Weihnachten in den Bergen

Ich gebe es ja zu, ich bin ein Romantiker. Aus diesem Grund wollte ich die vergangene Weihnachtsfreude meiner Kindheit mit dem feierlichen Ernst eines Erwachsenen verbinden. 

Freunde rieten mir zu Österreich. Tief verschneite Berge, schöne frische Bergluft, hervorragende Gastronomie und nicht zu vergessen, der klangvolle Dialekt. Also das war es in der Tat. Da muss der kleine Ulli hin!
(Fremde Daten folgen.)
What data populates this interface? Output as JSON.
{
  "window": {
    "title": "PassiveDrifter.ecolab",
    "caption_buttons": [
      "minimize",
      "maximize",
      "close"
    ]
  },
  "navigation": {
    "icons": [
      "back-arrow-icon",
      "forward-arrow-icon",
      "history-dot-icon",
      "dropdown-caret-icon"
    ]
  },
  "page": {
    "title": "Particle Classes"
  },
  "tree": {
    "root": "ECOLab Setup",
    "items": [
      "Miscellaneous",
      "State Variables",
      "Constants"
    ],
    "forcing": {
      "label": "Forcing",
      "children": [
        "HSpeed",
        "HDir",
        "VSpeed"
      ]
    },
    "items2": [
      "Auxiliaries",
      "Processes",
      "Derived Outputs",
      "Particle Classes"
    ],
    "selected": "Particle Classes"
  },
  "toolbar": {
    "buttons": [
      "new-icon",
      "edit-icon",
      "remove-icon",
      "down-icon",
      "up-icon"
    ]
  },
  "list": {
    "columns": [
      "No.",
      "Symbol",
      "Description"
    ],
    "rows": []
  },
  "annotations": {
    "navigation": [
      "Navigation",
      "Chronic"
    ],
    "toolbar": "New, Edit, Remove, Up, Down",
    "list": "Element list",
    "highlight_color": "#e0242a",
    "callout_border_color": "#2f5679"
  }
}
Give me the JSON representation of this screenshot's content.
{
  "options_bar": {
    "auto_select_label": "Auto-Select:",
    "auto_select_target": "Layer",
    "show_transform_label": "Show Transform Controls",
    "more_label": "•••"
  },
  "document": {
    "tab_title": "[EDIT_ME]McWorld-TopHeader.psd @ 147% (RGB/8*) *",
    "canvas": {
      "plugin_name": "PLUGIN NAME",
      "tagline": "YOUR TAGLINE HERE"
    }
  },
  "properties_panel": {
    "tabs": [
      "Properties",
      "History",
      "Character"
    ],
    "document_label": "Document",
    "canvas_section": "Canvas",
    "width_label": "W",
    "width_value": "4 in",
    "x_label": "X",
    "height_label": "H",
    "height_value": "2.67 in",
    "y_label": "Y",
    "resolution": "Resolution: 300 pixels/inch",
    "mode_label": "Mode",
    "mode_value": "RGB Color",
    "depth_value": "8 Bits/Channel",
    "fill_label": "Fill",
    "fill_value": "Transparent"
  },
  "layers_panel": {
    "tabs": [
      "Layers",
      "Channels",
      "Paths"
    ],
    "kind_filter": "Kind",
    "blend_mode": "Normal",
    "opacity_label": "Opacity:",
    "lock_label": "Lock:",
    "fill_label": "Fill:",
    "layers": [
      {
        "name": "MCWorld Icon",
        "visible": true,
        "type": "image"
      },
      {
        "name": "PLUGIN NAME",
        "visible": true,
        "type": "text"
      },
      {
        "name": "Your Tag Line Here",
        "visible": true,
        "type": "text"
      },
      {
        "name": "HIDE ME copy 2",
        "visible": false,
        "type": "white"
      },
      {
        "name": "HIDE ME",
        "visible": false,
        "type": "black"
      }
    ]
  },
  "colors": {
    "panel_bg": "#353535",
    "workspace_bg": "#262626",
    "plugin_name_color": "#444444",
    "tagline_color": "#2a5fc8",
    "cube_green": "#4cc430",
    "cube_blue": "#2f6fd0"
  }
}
Im Reisebüro kam ich in ein Erstaunen, denn die Dame dort riet mir zu St. Oswald, Kärnten. Dort wäre ein ganz zauberhaftes Weihnachten quasi Programm. Nun gut, wenn eine Expertin das sagt, wird’s schon stimmen. Kaum Daheim angekommen, packte ich meinen Koffer und raste zur Bahn. Freude im Herzen und endlich mal wieder richtig schönes Weihnachtsfest.

Zweimal umsteigen, München, Graz und jetzt aber, der Regionalexpress brachte mich dem Ziel näher. Beschwerlich wurde es dennoch. Ich sage nur: Zug, noch ein Zug, Bähnlein, Bus, Schlittenfahrt. Und ich hatte einen schweren Koffer dabei. 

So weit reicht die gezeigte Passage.